Israel's presence in Beit Jalla marked the longest incursion into Palestinian territory since the fighting began. The United States had sharply criticized the raid, and the withdrawal highlighted the limitations Israel faces when responding to Palestinian attacks. The incursion won broad support among Israelis, but critics said that in the long run it weakened Israel's deterrence.
As calm returned to Beit Jalla and Gilo, heavy gunbattles erupted today in Hebron in the southern West Bank. Palestinians opened fire on Israeli troops after the funeral of a captain in the Palestinian security forces who was killed by Israeli fire a day earlier.
Taking cover behind buildings, several dozen gunmen and Palestinian police officers fired at Israeli tanks positioned in Israeli-controlled areas of the divided city. One armed Palestinian crouched on the ground as bullets hit the street nearby.
Witnesses said an Israeli tank drove into a Palestinian area of the city. The army said the tank fired a shell, but denied it entered a Palestinian neighborhood.
At one point, a 50-year-old Palestinian doctor was killed as he tried to run from the fighting and retrieve his car. Seventeen people were wounded, including four who were in serious condition, Palestinian doctors said.
A gunfight also broke out near the Nur Shams refugee camp in the northern West Bank. A Palestinian gunman was killed and nine people were wounded, hospital officials said.

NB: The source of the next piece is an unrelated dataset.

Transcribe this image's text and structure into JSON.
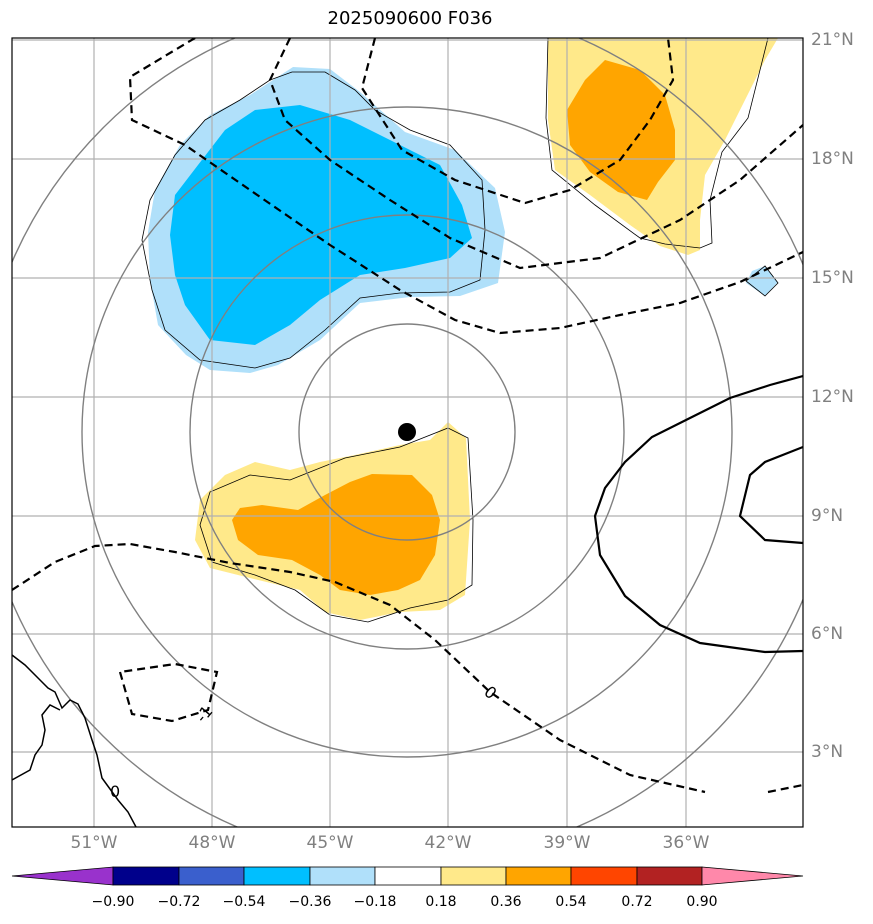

Palestinian witnesses said Israelis fired machine guns from helicopters during the fighting, but the army would not comment on the use of helicopters.
Earlier in the day, soldiers had opened fire on a group of Palestinians on the outskirts of the camp. Two men, members of the militant Islamic Jihad group, were wounded in what Palestinians said was a targeted Israeli attack.
The army said soldiers opened fire on Palestinians trying to plant a bomb.
Also today, Israeli troops barred a convoy with senior U.N. officials, led by Peter Hansen, commissioner of the U.N. Relief and Works Agency, from passing a roadblock in the Gaza Strip. Mr. Hansen was on his way to the Rafah refugee camp where 14 homes were demolished by Israeli army bulldozers a day earlier.
Israeli troops have been blocking the main access road to Rafah since yesterday, with a tank parked across it and more armored vehicles positioned nearby. When the five-car U.N. convoy, accompanied by journalists, approached the roadblock today, Israeli troops did not let it pass.
Mr. Hansen got out of his vehicle wearing a bulletproof jacket with a U.N. insignia. A soldier atop the tank shouted at him in English: “Go back immediately, or we are going to shoot.'' The U.N. convoy eventually turned back, and Mr. Hansen said it would try to reach Rafah on back roads.
The army said a permit was eventually granted to the convoy to pass, but that by then it had already left.
Earlier in the day, Mr. Arafat's convoy passed along that road, with his armored limousine weaving through the barriers. Arafat was en route to Durban, South Africa, to attend a U.N. conference on racism.